If you spend some time in Mexico, sooner or later you’ll come across the word chilango, probably in some derogatory way, such as “¡típico chilango!” or “¡tenía que ser chilango!”
Chilango is the name given to inhabitants of Mexico City, who are notorious in the provinces for being obnoxious when they venture out of town. The expression chilango initially referred to people from the provinces who migrated to Mexico City, although it later came to be applied to those born and bred in the capital, and that is now the commonly and universally accepted usage. The opposite of chilango could be provinciano.
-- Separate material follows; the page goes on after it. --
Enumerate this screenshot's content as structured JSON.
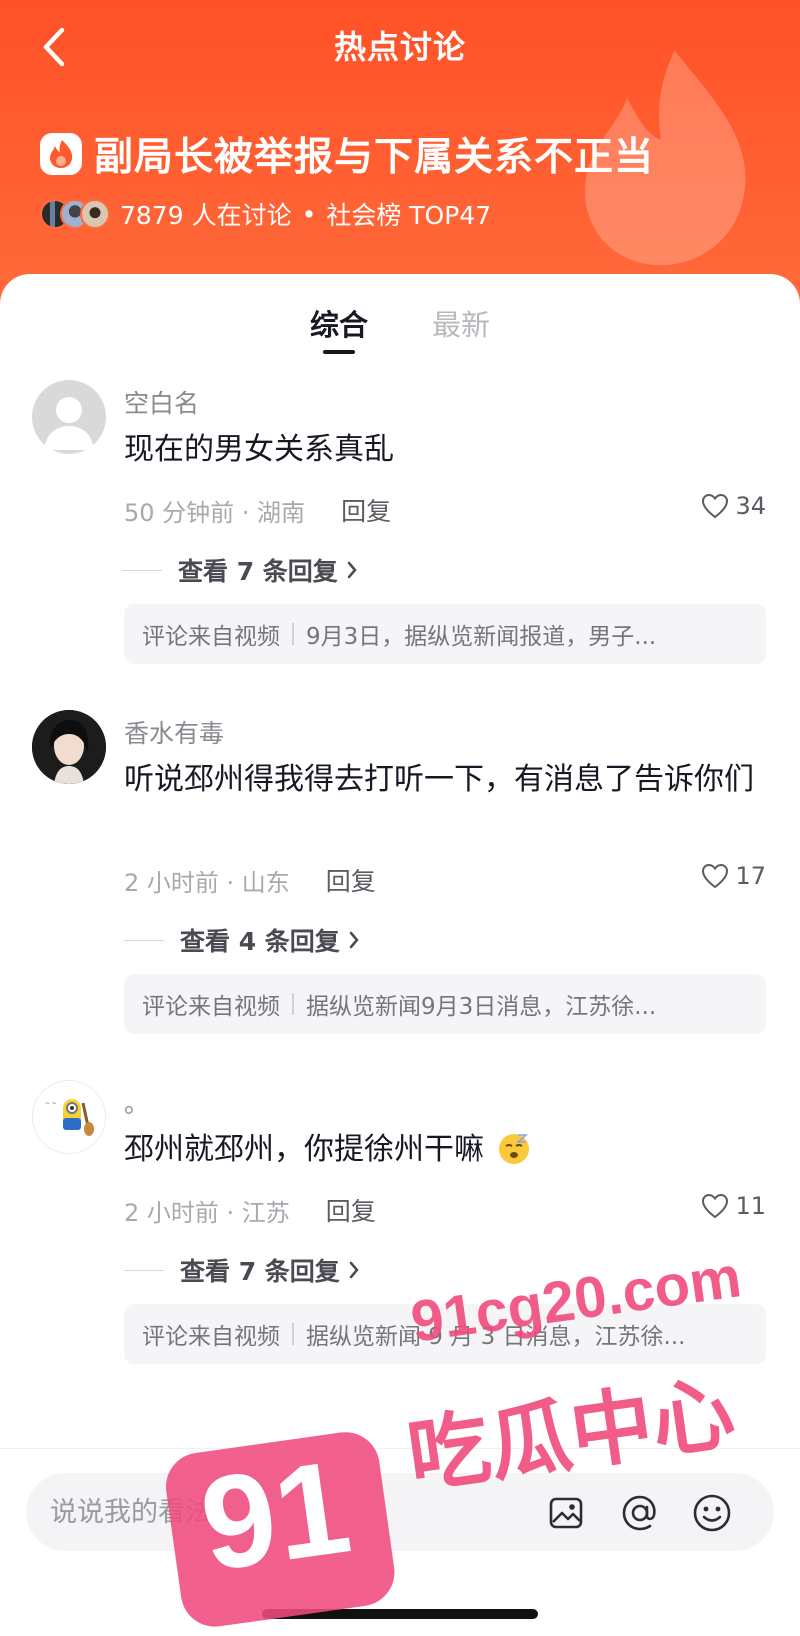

The chilangos’ disdain for the provincianos’ lack of sophistication has earned them a reputation for being both pedantic and manipulating. It’s not only their sacred CDMX (Mexico City) license plates that supposedly exempt them from red lights and no-parking signs in one-horse towns, they’re also the ones who talk about nothing but money and YouTube, and between sips of piña colada loudly and condescendingly proclaim that they could stay here forever—knowing full well that they couldn’t.
The charm of the colonial towns, the relaxing atmosphere of the holiday resorts, are only good for the chilangos when they need to rest from the daily rush of the capital, the pushing and the shoving, the traffic snarls, horn-blowing and general stress that ultimately make them important.
They’ll pay outrageous sums of money for specific brands of clothes, shoes, and electronic goods at their local mall, but will haggle down the most reasonable price asked by the local artisan at a handicrafts market.
There’s a saying in certain parts of Mexico, particularly the north and the west, that goes: haz patria, mata un Chilango – “do something for your country, kill a Chilango.” This is a bit misleading. Despite their negative idiosyncrasies, particularly seen from the provinces, the chilangos make up a great deal of the domestic tourism in Mexico—and some tourist towns and villages situated within a short drive of the capital absolutely depend on chilangos taking weekend sojourns. (The capital accounts for a fifth of gross domestic product, and Mexico City, which engulfs parts of the adjacent Mexico State, is home to one sixth of the country’s population.)
The chilangos’ bad name is a generalization which often turns out not to be the case. In that sense, people from Monterrey are said to be stingy; people from Puebla not very bright; people from Jalisco and its capital Guadalajara are said to be particularly priggish. The chilangos just happen to have more negative traits than anyone else.